Hieronymus shrugged. "Oh well, it may not be worth the effort; Aunt Petunia probably got this wrong anyway. Go on, then."

"’What is a Christian?’ Harry queried innocently; and scuffed his shoe on the shaggy, yellow carpet which had not been vacuumed in quite some time. "

"Uncanon," snarked Hieronymus. "Petunia is one of the tidiest persons I’ve ever seen. Is she so busy having a career in this AU that she didn’t find the time to hire a cleaner?"

"’Christians are people who want to be good,’ Hagrid explained wisely; and crouched down so he was on eye level with Harry. ‘We want to go to heaven after we die. Do you know what heaven is, Harry?’ " Androia frowned. "Implying that people who are not Christians do not want to be good is a bit unfortunate. I might feel offended. And, supposing that this heaven is a good place, doing good only because they want to go to heaven sounds like a quite selfish motive. But you seem to believe that Hagrid does not represent Christians well. Can you educate me on the topic what a Christian is, then?"

A brief smile showed on Hieronymus' face. It had been a long time since she had asked for education. But the smile vanished soon. Better not touch these shameful memories. And concerning the topic –

"It's – complicated. You should ask a priest."

"You should ask a priest! This is what you made me say whenever somebody asked why I knelt at a moon well. It is not fair to quote it back on me!"

"I’m sorry. I don’t know your religion, and I don't even know where you got this belief. I just thought I should play you showing some respect at places I perceived as meant to be holy. Unlike some of the guys we’ve seen there."

"And apparently you do not know your own religion either. We have a serious case of not done the research here. "

"It’s not my religion. I –"

Harry shook his head; and his big eyes were wide and curious.

"’Heaven is a beautiful place where we can be with God.’ – Is this like being with Ysera in the Emerald Dream? Although – Ysera is not a god, and we do not need to be dead to share the Emerald Dream. Actually, we need to be alive."

"I don’t know how being in the Emerald Dream is like."

"As I said: not done the research. Well, I have to draw on other sources then –

"Aunt Petunia smacked her hands over Harry's young ears; and her voice was sickly sweet when she said, ‘Thank you very much for your concern, sir, but he does not need your religion, he has science and socialism and birthdays. Haven't you heard of Evolution? I have a very good textbook on Evolution that I could give you on it if you would like to learn things.’"

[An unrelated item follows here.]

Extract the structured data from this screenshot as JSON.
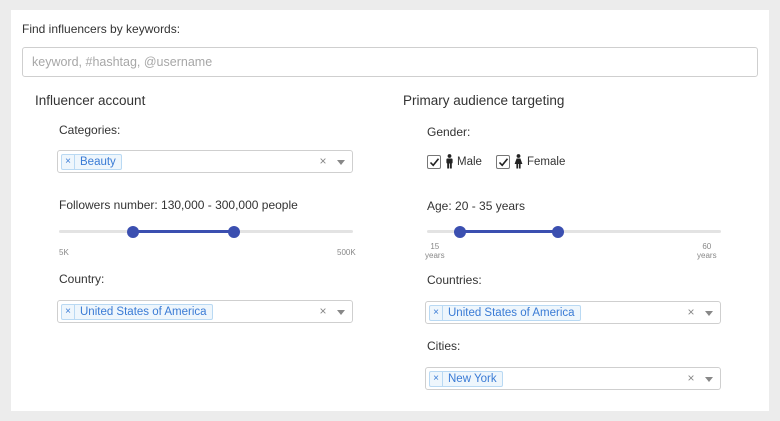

"Evil Aunt!" shouted Hieronymus. "I don’t need any religion," he continued calmer. “But I decided this on my own, after checking the facts. You shouldn’t shut your pupil’s ears and eyes. Helicopter parents don’t do any good."

"Helicopter parents?" asked Androia.

"They always hover above the kids," explained Hieronymus, "guarding them against any bad experience that might ever occur, and actually denying them any own experience at all. Effectively, they make the kids more vulnerable to the first bad experience that will inevitably come when they are not around."

"This reminds me of something," said Androia with a faint smile. "But I forgave you, and I predict now that Harry, since he was never allowed to think on his own, will inevitably be lost if his Aunt cannot defeat the intruder."

"Yeah, Uncle Vernon is apparently of no use there."